Enrollment Center

Dental PPO Plan overview

Our Dental PPO is a coinsurance-based plan that offers higher coverage in-network than out-of-network, with the best savings received from in-network providers. When you have the Dental PPO plan, our in-network dentists provide dental services at a reduced rate. You’ll have higher out-of-pocket costs for services received from out-of-network dentists.

How it works

Choose savings and flexibility

With the Dental PPO plan, you have the flexibility of choosing to go to any dentist. However, to get the maximum benefits at the lowest cost, visit an in-network dentist. If your dentist isn't in the network, you may still receive benefits, but you'll pay higher out-of-pocket costs for the dental services.

Here's an overview of what this plan covers. Deductibles and coverage amounts vary by plan. To see your specific plan benefit details, sign in to MyHumana.

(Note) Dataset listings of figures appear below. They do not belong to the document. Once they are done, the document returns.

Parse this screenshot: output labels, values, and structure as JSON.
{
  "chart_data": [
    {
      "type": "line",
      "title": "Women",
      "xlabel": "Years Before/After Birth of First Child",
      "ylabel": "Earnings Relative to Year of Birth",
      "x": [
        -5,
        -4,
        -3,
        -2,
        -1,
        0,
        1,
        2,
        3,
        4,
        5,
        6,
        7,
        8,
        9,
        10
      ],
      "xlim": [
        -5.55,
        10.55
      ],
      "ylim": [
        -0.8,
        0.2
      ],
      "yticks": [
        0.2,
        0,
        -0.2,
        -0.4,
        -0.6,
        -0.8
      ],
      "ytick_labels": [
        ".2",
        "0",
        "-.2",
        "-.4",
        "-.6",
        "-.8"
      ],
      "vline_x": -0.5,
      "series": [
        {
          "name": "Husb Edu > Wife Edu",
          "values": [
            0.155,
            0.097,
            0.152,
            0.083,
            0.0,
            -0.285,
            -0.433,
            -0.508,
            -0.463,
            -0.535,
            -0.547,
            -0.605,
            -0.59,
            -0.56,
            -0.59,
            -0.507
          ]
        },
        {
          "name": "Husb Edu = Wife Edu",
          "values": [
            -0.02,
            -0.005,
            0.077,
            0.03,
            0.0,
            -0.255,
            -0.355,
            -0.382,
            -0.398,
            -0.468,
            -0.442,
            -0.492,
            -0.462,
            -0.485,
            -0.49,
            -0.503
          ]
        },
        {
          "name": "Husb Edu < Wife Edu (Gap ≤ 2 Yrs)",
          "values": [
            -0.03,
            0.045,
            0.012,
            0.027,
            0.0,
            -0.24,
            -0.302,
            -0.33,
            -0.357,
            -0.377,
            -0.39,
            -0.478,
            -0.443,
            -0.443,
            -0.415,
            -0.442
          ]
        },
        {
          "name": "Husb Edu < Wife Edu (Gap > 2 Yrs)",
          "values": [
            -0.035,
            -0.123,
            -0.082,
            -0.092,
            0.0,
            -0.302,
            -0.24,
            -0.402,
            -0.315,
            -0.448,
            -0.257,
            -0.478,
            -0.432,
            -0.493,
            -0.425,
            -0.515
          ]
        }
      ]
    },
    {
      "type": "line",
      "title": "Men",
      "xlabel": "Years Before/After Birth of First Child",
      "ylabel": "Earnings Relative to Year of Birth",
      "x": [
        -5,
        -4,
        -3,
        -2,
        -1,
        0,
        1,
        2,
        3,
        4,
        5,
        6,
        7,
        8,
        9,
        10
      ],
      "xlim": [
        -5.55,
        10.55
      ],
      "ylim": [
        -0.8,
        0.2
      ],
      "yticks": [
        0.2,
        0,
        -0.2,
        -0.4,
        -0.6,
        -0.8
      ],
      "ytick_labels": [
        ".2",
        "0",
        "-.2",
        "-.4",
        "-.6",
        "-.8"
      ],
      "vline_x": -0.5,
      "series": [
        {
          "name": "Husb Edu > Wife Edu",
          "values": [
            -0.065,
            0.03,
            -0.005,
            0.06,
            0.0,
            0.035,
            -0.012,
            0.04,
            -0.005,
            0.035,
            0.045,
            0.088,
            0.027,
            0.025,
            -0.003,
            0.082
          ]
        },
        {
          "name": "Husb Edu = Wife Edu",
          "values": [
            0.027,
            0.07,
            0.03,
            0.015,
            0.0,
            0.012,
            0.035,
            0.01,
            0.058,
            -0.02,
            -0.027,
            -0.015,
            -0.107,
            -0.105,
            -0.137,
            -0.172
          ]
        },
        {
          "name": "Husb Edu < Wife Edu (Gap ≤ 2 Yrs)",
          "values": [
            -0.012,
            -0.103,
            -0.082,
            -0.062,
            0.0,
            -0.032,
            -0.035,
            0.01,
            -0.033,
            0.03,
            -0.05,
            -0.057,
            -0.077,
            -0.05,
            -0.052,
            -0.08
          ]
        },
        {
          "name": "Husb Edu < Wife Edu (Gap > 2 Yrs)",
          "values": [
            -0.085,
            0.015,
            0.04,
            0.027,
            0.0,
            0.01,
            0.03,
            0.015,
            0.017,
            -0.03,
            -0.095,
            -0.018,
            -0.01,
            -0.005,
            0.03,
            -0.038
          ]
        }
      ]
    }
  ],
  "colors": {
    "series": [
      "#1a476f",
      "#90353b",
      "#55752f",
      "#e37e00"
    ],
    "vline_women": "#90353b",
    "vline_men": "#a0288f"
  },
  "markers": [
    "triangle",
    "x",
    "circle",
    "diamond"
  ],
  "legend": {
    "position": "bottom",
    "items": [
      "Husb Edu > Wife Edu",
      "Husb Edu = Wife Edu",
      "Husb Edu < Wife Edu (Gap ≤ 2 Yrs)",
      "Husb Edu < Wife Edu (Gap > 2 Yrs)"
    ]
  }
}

  • Preventive services – Oral examinations, X-rays, cleanings, topical fluoride treatment (through age 14, one per calendar year), and sealants (through age 14)
  • Basic services – Space maintainers (through age 14), emergency care for pain relief, extractions, fillings (amalgams, composite for anterior teeth), and prefabricated stainless steel crowns
  • Major services – Crowns, inlays and onlays, bridgework, dentures, denture relines and rebases, denture repair and adjustments, complete oral surgery, periodontics (gum therapy), and endodontics (root canals)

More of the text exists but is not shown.